Eugenio firmó el papel que le presentó Vautrin y recibió de éste los billetes de banco.

—Veamos —dijo Vautrin—. Voy a partir dentro de unos meses hacia América para ir a plantar mi tabaco. Os enviaré los cigarros de la amistad. Si llego a ser rico os ayudaré. Si no tengo hijos (que es lo más probable, porque no tengo intención de reproducirme), os legaré mi fortuna… ¿No es esto ser amigo de un hombre? Pero es que yo os quiero. Siento la pasión de sacrificarme por otro. Ya lo he hecho. ¿Sabéis?, yo vivo en una esfera más elevada que la de los otros hombres. Considero las acciones como medíos, y no veo más que el fin. ¿Qué es un hombre para mí? ¡Esto! —dijo haciendo chasquear la uña de su pulgar bajo uno de sus dientes—. Un hombre es todo o nada. Es menos que nada cuando se llama Poiret: se le puede aplastar como una chinche y apesta. Pero un hombre es un dios cuando se os parece: ya no es una máquina cubierta por la piel, sino un teatro en el que se suscitan los más bellos sentimientos, y yo no vivo más que por los sentimientos ¿Un sentimiento no es acaso el mundo en un pensamiento?

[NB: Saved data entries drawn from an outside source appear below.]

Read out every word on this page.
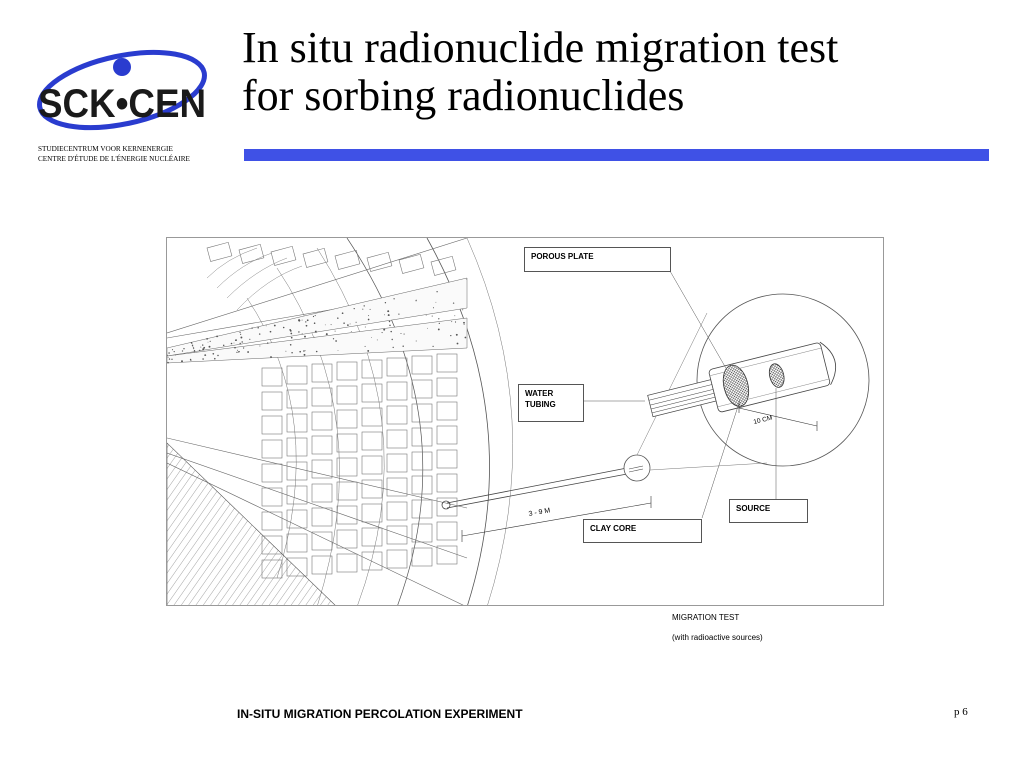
SCK•CEN
STUDIECENTRUM VOOR KERNENERGIE
CENTRE D'ÉTUDE DE L'ÉNERGIE NUCLÉAIRE
In situ radionuclide migration test
for sorbing radionuclides
3 - 9 M
10 CM
POROUS PLATE
WATER
TUBING
SOURCE
CLAY CORE
MIGRATION TEST
(with radioactive sources)
IN-SITU MIGRATION PERCOLATION EXPERIMENT	p 6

Ved a papá Goriot: sus dos hijas son para él todo el universo, son el hilo mediante el cual él se guía a través del laberinto de la creación. Bien; para mí, que conozco la vida, no existe más que un sentimiento real, una amistad de hombre a hombre. Pierre y Jaffier, he ahí mi pasión. Me sé de memoria la
Venecia salvada
. ¿Habéis visto a muchas personas con arrestos suficientes como para, cuando un compañero dice: «¡Vamos a enterrar un cadáver!», ir a enterrarlo en seguida, sin pensarlo más? Yo he hecho esto. No hablaría así a todo el mundo. Pero vos sois un hombre superior, se os puede decir todo, todo lo comprendéis. Vos os casaréis. Saquemos nuestras puntas. La mía es de hierro y nunca se ablanda. ¡Je, je!